Oltre i numeri: l’AI come infrastruttura sociale
Lo studio non è ancora stato peer-reviewed e deve essere letto come un punto di partenza, non come un verdetto definitivo. Eppure offre un messaggio forte: ChatGPT non è più un “giocattolo digitale” o una curiosità da addetti ai lavori. È diventato un’infrastruttura sociale.
Come i motori di ricerca negli anni ’90 hanno ridefinito l’accesso all’informazione e i social media hanno trasformato le relazioni, l’AI generativa sembra destinata a incidere sulle abitudini quotidiane con la stessa profondità. La differenza è che questa volta la trasformazione non riguarda solo l’informazione o la comunicazione, ma il modo stesso in cui pensiamo, scriviamo e prendiamo decisioni.
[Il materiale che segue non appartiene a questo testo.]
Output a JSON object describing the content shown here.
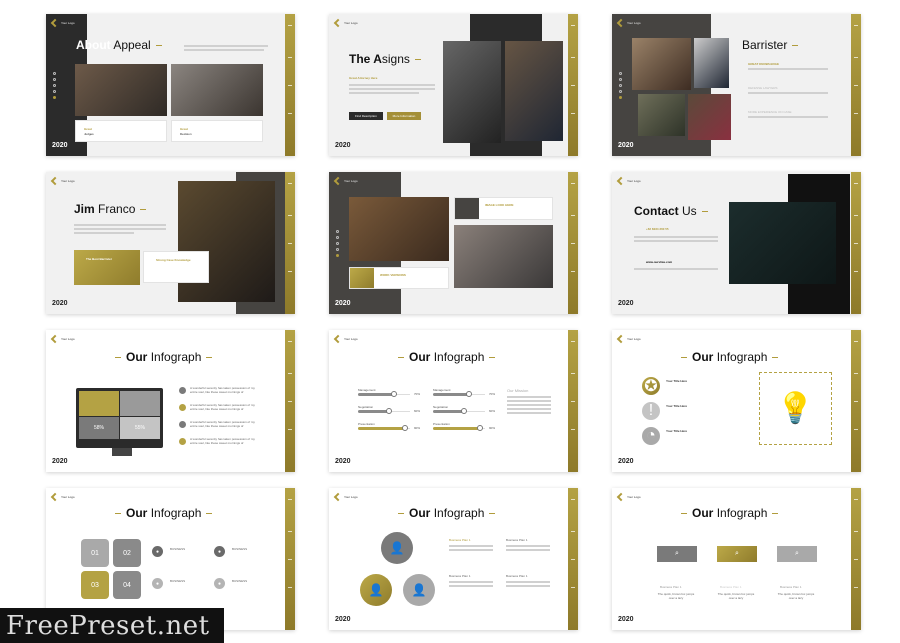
{
  "common": {
    "logo": "Your Logo",
    "year": "2020"
  },
  "slides": {
    "about": {
      "title_bold": "About",
      "title_rest": "Appeal",
      "cards": [
        {
          "caption": "Great",
          "label": "Judges"
        },
        {
          "caption": "Great",
          "label": "Decision"
        }
      ]
    },
    "asigns": {
      "title_bold": "The A",
      "title_rest": "signs",
      "subtitle": "Great Attorney Here",
      "btn1": "Find Description",
      "btn2": "More Information"
    },
    "barrister": {
      "title": "Barrister",
      "items": [
        "GREAT KNOWLEDGE",
        "DEFENSE LAWYERS",
        "MORE EXPERIENCE ON CASE"
      ]
    },
    "jim": {
      "title_bold": "Jim",
      "title_rest": "Franco",
      "card1": "The Best Barrister",
      "card2": "Strong Case Knowledge"
    },
    "team": {
      "card1": "IMAGE LOOK HERE",
      "card2": "WORK VERSIONS"
    },
    "contact": {
      "title_bold": "Contact",
      "title_rest": "Us",
      "phone": "+62 8234 360 55",
      "web": "www.ourslias.com"
    },
    "info1": {
      "title_bold": "Our",
      "title_rest": "Infograph",
      "pct1": "58%",
      "pct2": "55%",
      "items": [
        "A wonderful serenity has taken possession of my entire soul, like these sweet mornings of",
        "A wonderful serenity has taken possession of my entire soul, like these sweet mornings of",
        "A wonderful serenity has taken possession of my entire soul, like these sweet mornings of",
        "A wonderful serenity has taken possession of my entire soul, like these sweet mornings of"
      ]
    },
    "info2": {
      "title_bold": "Our",
      "title_rest": "Infograph",
      "mission": "Our Mission",
      "bars": [
        {
          "label": "Management",
          "value": 70
        },
        {
          "label": "Negotiation",
          "value": 60
        },
        {
          "label": "Presentation",
          "value": 90
        }
      ]
    },
    "info3": {
      "title_bold": "Our",
      "title_rest": "Infograph",
      "items": [
        "Your Title Here",
        "Your Title Here",
        "Your Title Here"
      ]
    },
    "info4": {
      "title_bold": "Our",
      "title_rest": "Infograph",
      "tiles": [
        "01",
        "02",
        "03",
        "04"
      ],
      "items": [
        "BUSINESS",
        "BUSINESS",
        "BUSINESS",
        "BUSINESS"
      ]
    },
    "info5": {
      "title_bold": "Our",
      "title_rest": "Infograph",
      "plans": [
        "Business Plan 1",
        "Business Plan 1",
        "Business Plan 1",
        "Business Plan 1"
      ]
    },
    "info6": {
      "title_bold": "Our",
      "title_rest": "Infograph",
      "plans": [
        "Business Plan 1",
        "Business Plan 1",
        "Business Plan 1"
      ],
      "desc": "The quick, brown fox jumps over a lazy"
    }
  },
  "colors": {
    "gold": "#b19c3c",
    "dark": "#2b2b2b",
    "grey": "#7a7a7a"
  },
  "watermark": "FreePreset.net"
}
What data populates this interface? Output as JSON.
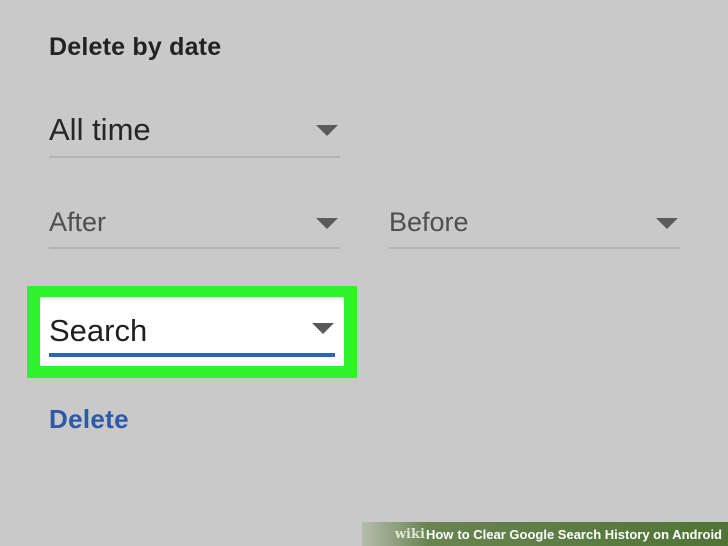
{
  "section": {
    "heading": "Delete by date"
  },
  "range_select": {
    "value": "All time",
    "icon": "dropdown-arrow-icon"
  },
  "after_select": {
    "value": "After",
    "icon": "dropdown-arrow-icon"
  },
  "before_select": {
    "value": "Before",
    "icon": "dropdown-arrow-icon"
  },
  "product_select": {
    "value": "Search",
    "icon": "dropdown-arrow-icon"
  },
  "actions": {
    "delete_label": "Delete"
  },
  "watermark": {
    "brand": "wiki",
    "how": "How",
    "title": "to Clear Google Search History on Android"
  },
  "colors": {
    "background": "#c9c9c9",
    "highlight": "#2ef22b",
    "accent_blue": "#2b62c4",
    "delete_text": "#2b5aa9"
  }
}
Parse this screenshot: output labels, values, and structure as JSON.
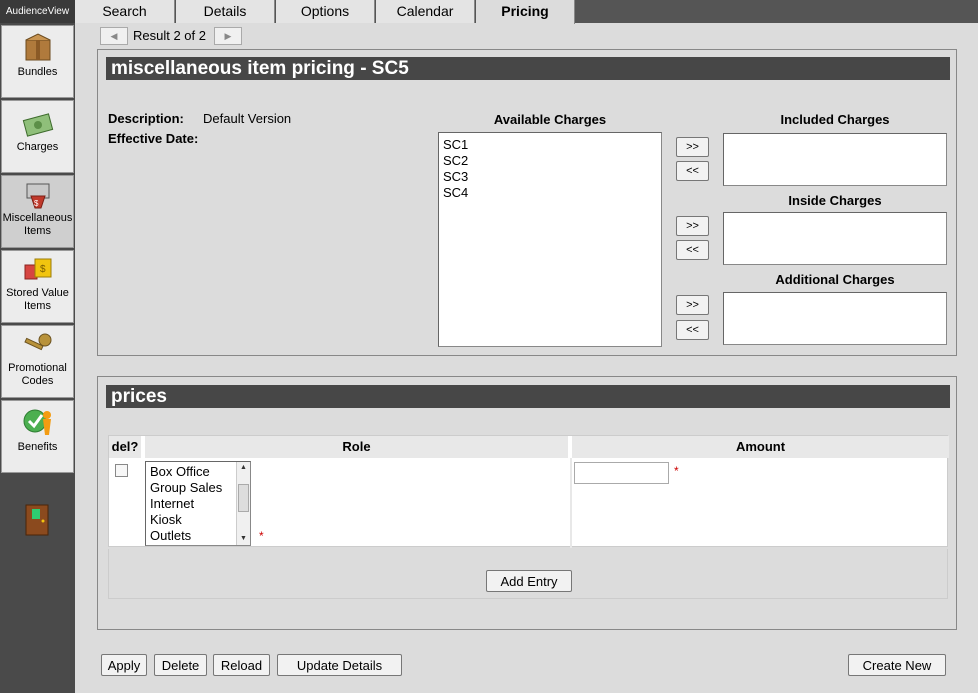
{
  "app": {
    "brand": "AudienceView"
  },
  "sidebar": {
    "items": [
      {
        "label_1": "Bundles",
        "label_2": "",
        "icon": "bundles-icon"
      },
      {
        "label_1": "Charges",
        "label_2": "",
        "icon": "charges-icon"
      },
      {
        "label_1": "Miscellaneous",
        "label_2": "Items",
        "icon": "misc-items-icon"
      },
      {
        "label_1": "Stored Value",
        "label_2": "Items",
        "icon": "stored-value-icon"
      },
      {
        "label_1": "Promotional",
        "label_2": "Codes",
        "icon": "promo-codes-icon"
      },
      {
        "label_1": "Benefits",
        "label_2": "",
        "icon": "benefits-icon"
      }
    ]
  },
  "tabs": [
    "Search",
    "Details",
    "Options",
    "Calendar",
    "Pricing"
  ],
  "pager": {
    "text": "Result 2 of 2"
  },
  "pricing_panel": {
    "title": "miscellaneous item pricing - SC5",
    "description_label": "Description:",
    "description_value": "Default Version",
    "effective_label": "Effective Date:",
    "available_label": "Available Charges",
    "available_options": [
      "SC1",
      "SC2",
      "SC3",
      "SC4"
    ],
    "included_label": "Included Charges",
    "inside_label": "Inside Charges",
    "additional_label": "Additional Charges",
    "add_label": ">>",
    "remove_label": "<<"
  },
  "prices_panel": {
    "title": "prices",
    "col_del": "del?",
    "col_role": "Role",
    "col_amount": "Amount",
    "role_options": [
      "Box Office",
      "Group Sales",
      "Internet",
      "Kiosk",
      "Outlets"
    ],
    "required_mark": "*",
    "amount_value": "",
    "add_entry_label": "Add Entry"
  },
  "actions": {
    "apply": "Apply",
    "delete": "Delete",
    "reload": "Reload",
    "update_details": "Update Details",
    "create_new": "Create New"
  }
}
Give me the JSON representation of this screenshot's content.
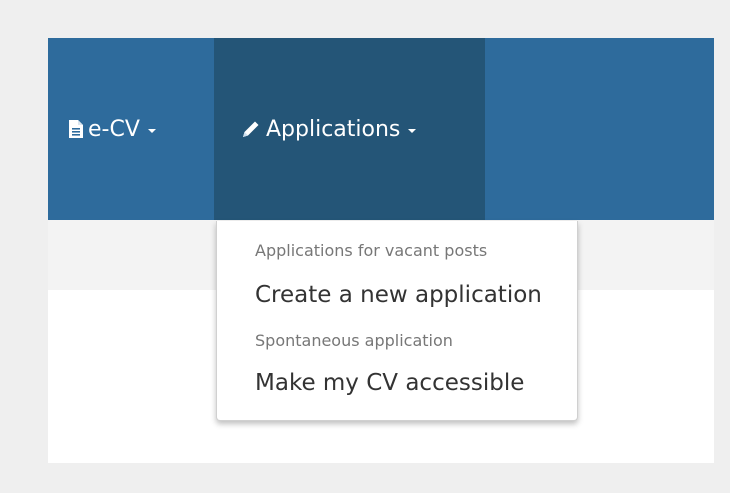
{
  "navbar": {
    "items": [
      {
        "label": "e-CV",
        "icon": "document-icon"
      },
      {
        "label": "Applications",
        "icon": "pencil-icon"
      }
    ]
  },
  "dropdown": {
    "sections": [
      {
        "header": "Applications for vacant posts",
        "items": [
          "Create a new application"
        ]
      },
      {
        "header": "Spontaneous application",
        "items": [
          "Make my CV accessible"
        ]
      }
    ]
  },
  "colors": {
    "navbar": "#2e6b9c",
    "navbar_active": "#245577",
    "page_background": "#efefef"
  }
}
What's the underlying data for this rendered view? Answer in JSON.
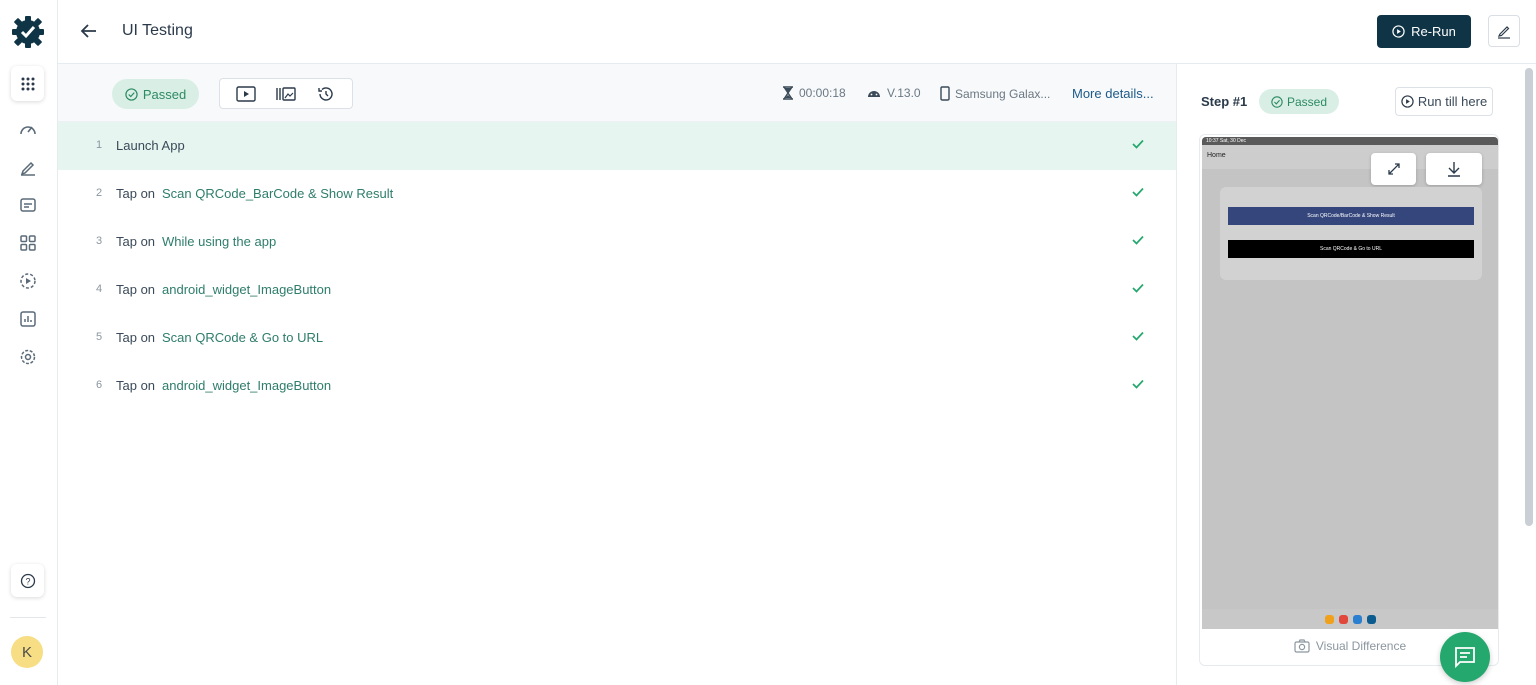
{
  "header": {
    "title": "UI Testing",
    "rerun_label": "Re-Run"
  },
  "toolbar": {
    "status": "Passed",
    "duration": "00:00:18",
    "os_version": "V.13.0",
    "device": "Samsung Galax...",
    "more_details": "More details..."
  },
  "steps": [
    {
      "num": "1",
      "action": "Launch App",
      "target": ""
    },
    {
      "num": "2",
      "action": "Tap on",
      "target": "Scan QRCode_BarCode & Show Result"
    },
    {
      "num": "3",
      "action": "Tap on",
      "target": "While using the app"
    },
    {
      "num": "4",
      "action": "Tap on",
      "target": "android_widget_ImageButton"
    },
    {
      "num": "5",
      "action": "Tap on",
      "target": "Scan QRCode & Go to URL"
    },
    {
      "num": "6",
      "action": "Tap on",
      "target": "android_widget_ImageButton"
    }
  ],
  "detail": {
    "step_label": "Step #1",
    "status": "Passed",
    "run_till_here": "Run till here",
    "visual_difference": "Visual Difference",
    "phone": {
      "statusbar": "10:37  Sat, 30 Dec",
      "appbar_title": "Home",
      "button1": "Scan QRCode/BarCode & Show Result",
      "button2": "Scan QRCode & Go to URL"
    }
  },
  "user": {
    "initial": "K"
  },
  "colors": {
    "brand": "#0f3446",
    "passed": "#25a86d",
    "active_row": "#e6f5ef"
  }
}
Il futuro si gioca nella quotidianità
Il vero dato che emerge non è soltanto la crescita degli utenti o la percentuale di messaggi non lavorativi. È che milioni di persone hanno già integrato l’AI nei piccoli gesti della vita quotidiana: chiedere un consiglio, correggere un testo, pianificare un’attività. È lì, nel micro, che si gioca la partita del futuro.
La sfida per OpenAI e i suoi concorrenti non sarà soltanto tecnica, ma culturale: mantenere la fiducia degli utenti, prevenire abusi, evitare che l’AI cada nelle stesse trappole che hanno segnato altre rivoluzioni digitali, dalla disinformazione al consumo passivo dei social media.
Se la traiettoria continuerà, ChatGPT e i suoi rivali diventeranno infrastrutture invisibili ma decisive della vita moderna. E la domanda non sarà più “se” useremo l’AI, ma “come” e “a quali condizioni”. È questa la frontiera critica da cui dipenderà non solo il futuro del lavoro, ma la qualità stessa della nostra vita digitale.